Review: I love Frank Peretti's writing style. His characters are very realistic. Illusion had all of that and more. For me I found the beginning very difficult because it was one tragedy after another. Dane lost his wife in a car accident; Mandy/Eloise loses her father, mother and essentially her life. I found for me that there was a lot of magic and I found that to take up a lot of the book. While interesting for a while it became stale. The relationship between Dane & Mandy/Eloise was difficult and challenging. There was a lot of mystery where I felt like I was missing essential information to sort through any of the events going on. The ending had a lot of wrap up that placated the events for me I just was not sure I could buy it. I feel very sad that I did not enjoy it more and some of it may be the hype I had about the return of Frank Peretti. I do believe I will read his next book and more than anything I am glad that he is better from his illness of the past. It is for that I am most happy with.

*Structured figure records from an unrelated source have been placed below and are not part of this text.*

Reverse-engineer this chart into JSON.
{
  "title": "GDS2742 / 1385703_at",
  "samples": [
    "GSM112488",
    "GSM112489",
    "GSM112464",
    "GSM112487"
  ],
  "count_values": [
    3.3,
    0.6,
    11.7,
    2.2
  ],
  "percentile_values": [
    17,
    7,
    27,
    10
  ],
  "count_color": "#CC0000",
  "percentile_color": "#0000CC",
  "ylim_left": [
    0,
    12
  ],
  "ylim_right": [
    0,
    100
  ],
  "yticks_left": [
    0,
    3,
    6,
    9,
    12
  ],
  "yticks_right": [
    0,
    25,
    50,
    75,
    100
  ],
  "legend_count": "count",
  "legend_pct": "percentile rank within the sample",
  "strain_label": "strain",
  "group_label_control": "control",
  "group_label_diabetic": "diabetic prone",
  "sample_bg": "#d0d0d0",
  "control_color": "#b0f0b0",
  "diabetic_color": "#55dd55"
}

I would like to thank Net Galley and Howard Books for allowing me to read and review this book in return for a free copy and I was never asked to write a favorable review by anyone.
When I was asked to review a PDF copy of Frank Perretti's latest release, Illusion, how could I say no? It was Perretti after all. It was essentially accepted sight (and plot) unseen and unknown. In all honesty, I was a bit surprised.
When stage magician Dane loses his wife Mandy and magic partner of forty years, he is understandably devastated. What is less understandable however, is when he meets a young woman who so deeply resembles his wife when he first met her that its frightening.
Dane soon finds himself plunged into a mystifying world of cutting-edge, secretive science research (read: science fiction) as he tries to unweave the tangles surrounding the arrival of this young woman in his life. I can't really say more than that without doing some major plot reveals, but let's just say it's pretty out there.
Long-time readers of Perretti might be surprised by the main-stream writing style that is present throughout the book - there isn't a lot of faith thrown into the mix, as with his previous works.
In all honesty, I'm not sure I would have accepted a review copy if I'd known so much of the book would revolve around stage magic, tricks, theatrics, and the like. At times it even seemed a bit occultish (but don't worry, there is a sci-fi explanation for the events, even if it is complicated and hard to follow even for an experienced sci-fi reader).
The writing is still engaging, mysterious, with a good dose of, "What's going on here?" It's a clean read, but not one with a significant spiritual message.